Factors That Can Shape the Effects
Several things can influence the impacts of such experiences, especially:
- Age when the experiences happened. Younger is usually more harmful, but different effects are associated with different developmental periods.
- Who else was involved. Effects are generally worse when it was a parent, step-parent, or trusted adult than a stranger.
- Whether the boy told anyone, and if so, the person’s response. Doubting, ignoring, blaming and shaming responses can be extremely harmful – in some cases even more than the sexual experiences themselves.
- Whether or not violence was involved, and if so, how severe it was.
- How long the experiences went on.
Other factors that that play out differently for every guy:
- Whether the experiences involved deliberate humiliation.
- How “normal” such experiences were in the extended family and local culture.
- Whether the boy had loving family members, and/or knew that someone loved him.
- Whether the boy had some good relationships – with siblings, grandparents, friends, teachers, coaches, etc.
- Whether the boy had relationships in which difficult and “vulnerable” feelings were acceptable, and could be expressed and managed in safe and healthy ways.
Some of the those reflect how abusive the experiences were, and some the kinds of the relationships in which the experiences and the child’s reactions played out.
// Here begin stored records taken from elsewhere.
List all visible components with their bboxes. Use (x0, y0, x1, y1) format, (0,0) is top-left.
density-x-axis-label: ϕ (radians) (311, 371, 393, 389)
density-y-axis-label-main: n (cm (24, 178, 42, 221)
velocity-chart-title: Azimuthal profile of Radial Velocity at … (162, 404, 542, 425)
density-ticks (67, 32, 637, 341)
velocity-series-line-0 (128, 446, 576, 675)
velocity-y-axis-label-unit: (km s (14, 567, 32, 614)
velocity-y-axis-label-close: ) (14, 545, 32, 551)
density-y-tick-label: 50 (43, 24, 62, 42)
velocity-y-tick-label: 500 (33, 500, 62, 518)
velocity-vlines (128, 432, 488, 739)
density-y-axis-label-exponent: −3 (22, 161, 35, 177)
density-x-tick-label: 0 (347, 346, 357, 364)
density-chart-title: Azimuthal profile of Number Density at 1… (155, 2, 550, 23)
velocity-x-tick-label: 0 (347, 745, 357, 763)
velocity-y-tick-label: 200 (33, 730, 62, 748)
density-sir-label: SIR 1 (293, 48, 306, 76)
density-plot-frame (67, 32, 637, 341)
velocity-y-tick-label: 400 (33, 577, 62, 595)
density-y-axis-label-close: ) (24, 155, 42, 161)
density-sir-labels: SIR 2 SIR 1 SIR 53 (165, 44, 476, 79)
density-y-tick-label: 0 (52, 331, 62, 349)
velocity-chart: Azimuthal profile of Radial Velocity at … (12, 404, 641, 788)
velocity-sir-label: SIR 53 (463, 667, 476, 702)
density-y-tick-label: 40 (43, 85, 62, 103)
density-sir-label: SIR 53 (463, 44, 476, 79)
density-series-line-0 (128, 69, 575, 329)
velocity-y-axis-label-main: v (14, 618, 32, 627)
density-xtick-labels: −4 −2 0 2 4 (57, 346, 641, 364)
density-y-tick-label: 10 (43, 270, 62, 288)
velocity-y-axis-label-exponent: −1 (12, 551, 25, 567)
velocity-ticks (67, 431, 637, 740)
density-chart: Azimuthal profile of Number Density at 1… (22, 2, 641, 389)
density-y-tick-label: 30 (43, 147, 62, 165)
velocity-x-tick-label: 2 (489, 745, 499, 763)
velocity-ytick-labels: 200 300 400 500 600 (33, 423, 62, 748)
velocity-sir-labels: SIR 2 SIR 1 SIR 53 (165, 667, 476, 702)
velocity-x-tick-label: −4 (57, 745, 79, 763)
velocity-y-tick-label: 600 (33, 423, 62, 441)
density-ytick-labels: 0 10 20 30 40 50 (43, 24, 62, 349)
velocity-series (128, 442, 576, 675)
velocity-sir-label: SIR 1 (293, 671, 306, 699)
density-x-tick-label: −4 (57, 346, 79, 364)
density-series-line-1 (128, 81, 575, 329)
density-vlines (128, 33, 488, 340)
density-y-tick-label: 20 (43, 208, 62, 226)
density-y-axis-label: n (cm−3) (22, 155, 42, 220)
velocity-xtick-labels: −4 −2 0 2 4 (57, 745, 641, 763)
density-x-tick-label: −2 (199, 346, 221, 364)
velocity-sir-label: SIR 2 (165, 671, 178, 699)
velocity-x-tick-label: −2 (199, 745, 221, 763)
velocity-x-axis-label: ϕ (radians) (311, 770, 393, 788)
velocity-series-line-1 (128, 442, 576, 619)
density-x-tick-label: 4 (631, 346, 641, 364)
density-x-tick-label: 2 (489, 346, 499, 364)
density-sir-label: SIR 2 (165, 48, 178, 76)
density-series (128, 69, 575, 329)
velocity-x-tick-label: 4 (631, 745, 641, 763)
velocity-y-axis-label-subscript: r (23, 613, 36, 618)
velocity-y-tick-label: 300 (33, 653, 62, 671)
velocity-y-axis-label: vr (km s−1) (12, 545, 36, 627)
They’re all very important.
Lots of research has been done on how such things determine the consequences of unwanted or abusive childhood sexual experiences. Researchers talk about “risk factors,” which make bad effects more likely, and “protective factors,” which make bad effects less likely.
Every man who’s had such experiences is different, and has a unique combination of risk and protective factors that have influenced the effects in his life.
Some Bottom Lines and Suggestions
- The effects of unwanted or abusive boyhood sexual experiences, and what determines such effects, can be very complex.
- It can be helpful to learn about how such experiences can – depending on a variety of other factors – affect various aspects of boys’ and men’s lives.
- You don’t have to figure everything out, which may not even be possible, especially in the short term.
- It’s helpful to keep in mind the “big picture” and avoid over-simplifying things too much.